I can't say for certain that award-winning British playwright tucker green adores Thomas Hobbes, but his vision of life oozes into Born Bad, which is nasty, brutish, and quite short. On Mimi Lien's spare living-room set (carpet, wallpaper, a few chairs), characters arrive one by one, all of them seething. Perhaps the angriest is Dawta (Heather Alicia Simms), who first turns her rage on a cardigan-clad middle-aged woman. "If you actin' like a bitch, I'm a-call yu it," Dawta hisses. "If you lookin' like a bitch, I'm a-call yu it." The woman's steely response: "Call me mum."
Eventually the characters emerge as a family group—Dawta, Mum, Dad, Sister #1, Sister #2, Brother—and Dawta discloses the source of her wrath: abuse at the hands of her father. Her mother and youngest sister deny this accusation, her older one claims not to remember, and her brother challenges it with his own narrative. Her father remains silent.

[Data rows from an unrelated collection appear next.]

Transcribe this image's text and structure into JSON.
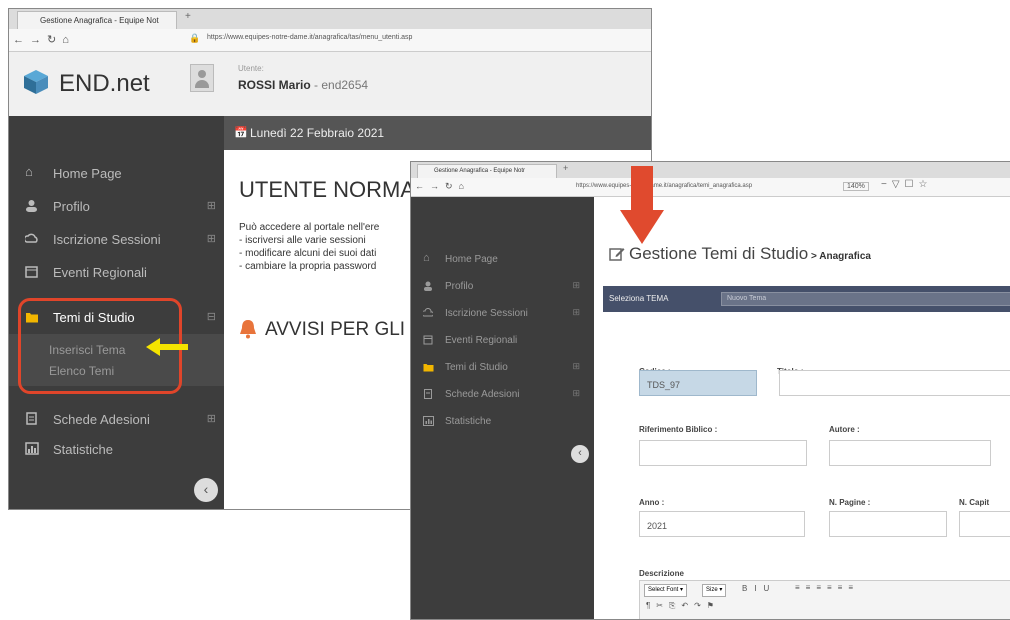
{
  "window1": {
    "tab_title": "Gestione Anagrafica - Equipe Not",
    "url": "https://www.equipes-notre-dame.it/anagrafica/tas/menu_utenti.asp",
    "brand": "END.net",
    "user_caption": "Utente:",
    "user_name": "ROSSI Mario",
    "user_code": " - end2654",
    "date": "Lunedì 22 Febbraio 2021",
    "sidebar": [
      {
        "label": "Home Page",
        "icon": "home-icon",
        "expandable": false
      },
      {
        "label": "Profilo",
        "icon": "user-icon",
        "expandable": true
      },
      {
        "label": "Iscrizione Sessioni",
        "icon": "cloud-icon",
        "expandable": true
      },
      {
        "label": "Eventi Regionali",
        "icon": "calendar-icon",
        "expandable": false
      },
      {
        "label": "Temi di Studio",
        "icon": "folder-icon",
        "expandable": true
      },
      {
        "label": "Schede Adesioni",
        "icon": "document-icon",
        "expandable": true
      },
      {
        "label": "Statistiche",
        "icon": "chart-icon",
        "expandable": false
      }
    ],
    "submenu": [
      "Inserisci Tema",
      "Elenco Temi"
    ],
    "heading": "UTENTE NORMALE",
    "body_lines": [
      "Può accedere al portale nell'ere",
      "- iscriversi alle varie sessioni",
      "- modificare alcuni dei suoi dati",
      "- cambiare la propria password"
    ],
    "notice": "AVVISI PER GLI"
  },
  "window2": {
    "tab_title": "Gestione Anagrafica - Equipe Notr",
    "url": "https://www.equipes-notre-dame.it/anagrafica/temi_anagrafica.asp",
    "zoom": "140%",
    "sidebar": [
      {
        "label": "Home Page",
        "icon": "home-icon",
        "expandable": false
      },
      {
        "label": "Profilo",
        "icon": "user-icon",
        "expandable": true
      },
      {
        "label": "Iscrizione Sessioni",
        "icon": "cloud-icon",
        "expandable": true
      },
      {
        "label": "Eventi Regionali",
        "icon": "calendar-icon",
        "expandable": false
      },
      {
        "label": "Temi di Studio",
        "icon": "folder-icon",
        "expandable": true
      },
      {
        "label": "Schede Adesioni",
        "icon": "document-icon",
        "expandable": true
      },
      {
        "label": "Statistiche",
        "icon": "chart-icon",
        "expandable": false
      }
    ],
    "page_title": "Gestione Temi di Studio",
    "page_subtitle": " > Anagrafica",
    "select_label": "Seleziona TEMA",
    "select_value": "Nuovo Tema",
    "fields": {
      "codice_label": "Codice :",
      "codice_value": "TDS_97",
      "titolo_label": "Titolo :",
      "riferimento_label": "Riferimento Biblico :",
      "autore_label": "Autore :",
      "anno_label": "Anno :",
      "anno_value": "2021",
      "pagine_label": "N. Pagine :",
      "capitoli_label": "N. Capit",
      "descrizione_label": "Descrizione"
    },
    "editor": {
      "font_select": "Select Font",
      "size_select": "Size"
    }
  },
  "colors": {
    "sidebar_bg": "#3d3d3d",
    "highlight_border": "#e0452a",
    "arrow_red": "#e04a2e",
    "arrow_yellow": "#f5e400",
    "folder_icon": "#f2b600",
    "bell_icon": "#e8743b",
    "select_bar": "#45506a"
  }
}
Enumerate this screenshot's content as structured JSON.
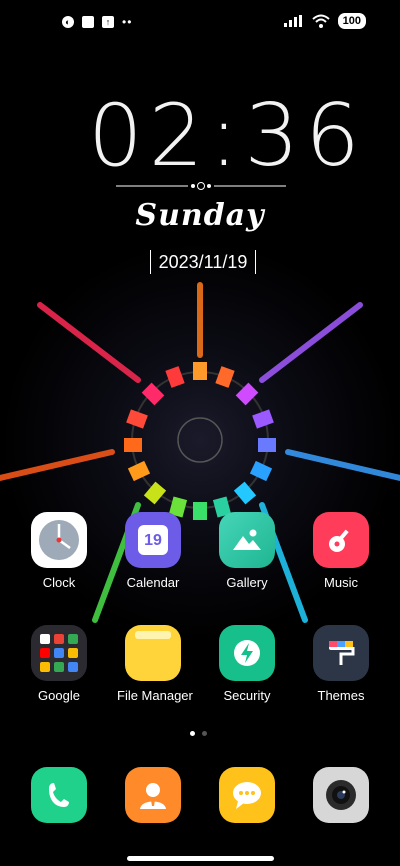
{
  "status_bar": {
    "left_icons": [
      "app-notification-icon",
      "square-notification-icon",
      "upload-icon"
    ],
    "more_dots": "••",
    "battery": "100"
  },
  "lock": {
    "time": "02:36",
    "day": "Sunday",
    "date": "2023/11/19"
  },
  "apps": [
    {
      "label": "Clock"
    },
    {
      "label": "Calendar",
      "icon_text": "19"
    },
    {
      "label": "Gallery"
    },
    {
      "label": "Music"
    },
    {
      "label": "Google"
    },
    {
      "label": "File Manager"
    },
    {
      "label": "Security"
    },
    {
      "label": "Themes"
    }
  ],
  "dock": [
    "Phone",
    "Contacts",
    "Messages",
    "Camera"
  ],
  "colors": {
    "calendar": "#6c5ce7",
    "gallery": "#2ec4a6",
    "music": "#ff3d5a",
    "file_manager": "#ffd43b",
    "security": "#17c08b",
    "phone": "#1fd18a",
    "contacts": "#ff8a2a",
    "messages": "#ffc21a",
    "camera": "#d7d7d7"
  },
  "page_indicator": {
    "count": 2,
    "active": 1
  }
}
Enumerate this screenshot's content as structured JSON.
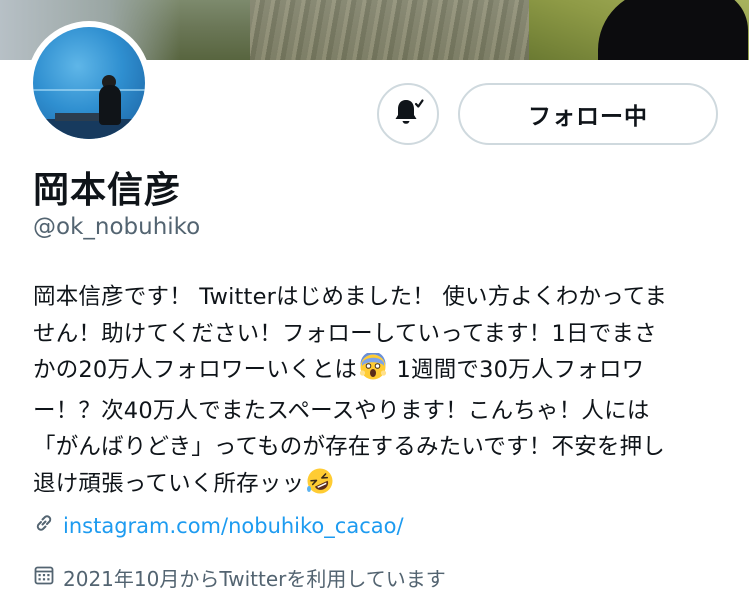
{
  "profile": {
    "display_name": "岡本信彦",
    "handle": "@ok_nobuhiko",
    "follow_button_label": "フォロー中",
    "bio_lines": [
      "岡本信彦です！ Twitterはじめました！ 使い方よくわかってま",
      "せん！助けてください！フォローしていってます！1日でまさ",
      "かの20万人フォロワーいくとは",
      " 1週間で30万人フォロワ",
      "ー！？次40万人でまたスペースやります！こんちゃ！人には",
      "「がんばりどき」ってものが存在するみたいです！不安を押し",
      "退け頑張っていく所存ッッ"
    ],
    "website": "instagram.com/nobuhiko_cacao/",
    "joined": "2021年10月からTwitterを利用しています"
  },
  "icons": {
    "bell": "notification-bell-icon",
    "link": "link-icon",
    "calendar": "calendar-icon",
    "scream_emoji": "face-screaming-in-fear-emoji",
    "rofl_emoji": "rolling-on-floor-laughing-emoji"
  },
  "colors": {
    "text_primary": "#0f1419",
    "text_secondary": "#536471",
    "link": "#1d9bf0",
    "button_border": "#cfd9de"
  }
}
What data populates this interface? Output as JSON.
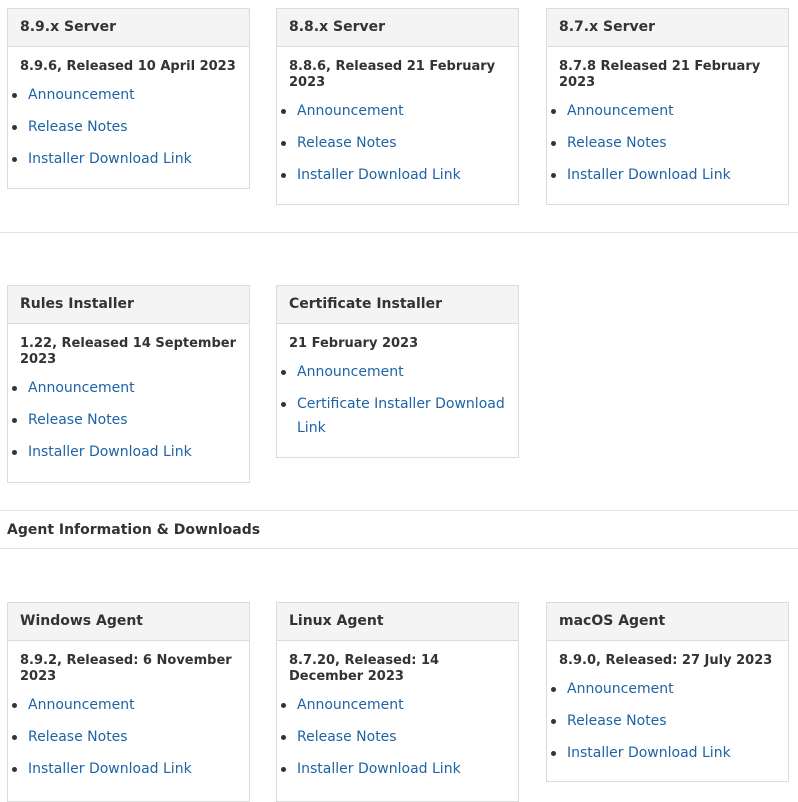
{
  "server_cards": [
    {
      "title": "8.9.x Server",
      "release": "8.9.6, Released 10 April 2023",
      "links": [
        "Announcement",
        "Release Notes",
        "Installer Download Link"
      ]
    },
    {
      "title": "8.8.x Server",
      "release": "8.8.6, Released 21 February 2023",
      "links": [
        "Announcement",
        "Release Notes",
        "Installer Download Link"
      ]
    },
    {
      "title": "8.7.x Server",
      "release": "8.7.8 Released 21 February 2023",
      "links": [
        "Announcement",
        "Release Notes",
        "Installer Download Link"
      ]
    }
  ],
  "installer_cards": [
    {
      "title": "Rules Installer",
      "release": "1.22, Released 14 September 2023",
      "links": [
        "Announcement",
        "Release Notes",
        "Installer Download Link"
      ]
    },
    {
      "title": "Certificate Installer",
      "release": "21 February 2023",
      "links": [
        "Announcement",
        "Certificate Installer Download Link"
      ]
    }
  ],
  "agent_section": {
    "title": "Agent Information & Downloads"
  },
  "agent_cards": [
    {
      "title": "Windows Agent",
      "release": "8.9.2, Released: 6 November 2023",
      "links": [
        "Announcement",
        "Release Notes",
        "Installer Download Link"
      ]
    },
    {
      "title": "Linux Agent",
      "release": "8.7.20, Released: 14 December 2023",
      "links": [
        "Announcement",
        "Release Notes",
        "Installer Download Link"
      ]
    },
    {
      "title": "macOS Agent",
      "release": "8.9.0, Released: 27 July 2023",
      "links": [
        "Announcement",
        "Release Notes",
        "Installer Download Link"
      ]
    }
  ],
  "colors": {
    "link": "#1d63a6",
    "header_bg": "#f4f4f4",
    "border": "#dcdcdc"
  }
}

It's a shame the revelation at the core of Born Bad is so stale and that tucker green chooses to resolve these multiple truths into a single, stable version of events. But her dialogue—an urban patois with Caribbean inflections, larded with repetition and uneasy rhyme—packs a wallop, and you're unlikely to see anything as emotionally searing onstage this season. Under Leah C. Gardiner's direction, this is a vicious little play—its ending promises no catharsis, no closure, no consolation. "You ent damaged," Sister #2 (a malevolent Crystal A. Dickinson) tells Dawta, "you're fucked."
Mansour's Urge for Going is a gentler piece, though it occurs in an even harsher setting: a Lebanese camp for Palestinian refugees. If Dawta recoils from her father's perverse intimacy, high school student Jamila (Tala Ashe) resents her father's distance. Adham (Ramsey Faragallah), once a professor of literature, has become defeated by circumstance and hampers his daughter's efforts to escape the camp via her baccalaureate exam.
Like other plays developed in the Public's Emerging Writers Group and presented in the Public Lab, Urge for Going has passages of fine writing, yet it doesn't seem ready for full production. There's an awkwardness to the exposition—concerning the characters and their political circumstance—and predictability to the arc. Mansour also struggles to assimilate her influences, including perhaps an unacknowledged André Aciman essay that also uses Wordsworth's "Tintern Abbey," which Jamila studies, to reflect on memory and exile.
Ashe makes a laudable effort, but her Jamila seems mostly a catalog of mannerisms. Director Hal Brooks does, though, elicit fine performances from Jacqueline Antaramian as her mother and Omid Abtahi as her brain-damaged brother. There's ample heart in this play, but it sure doesn't belong to Daddy.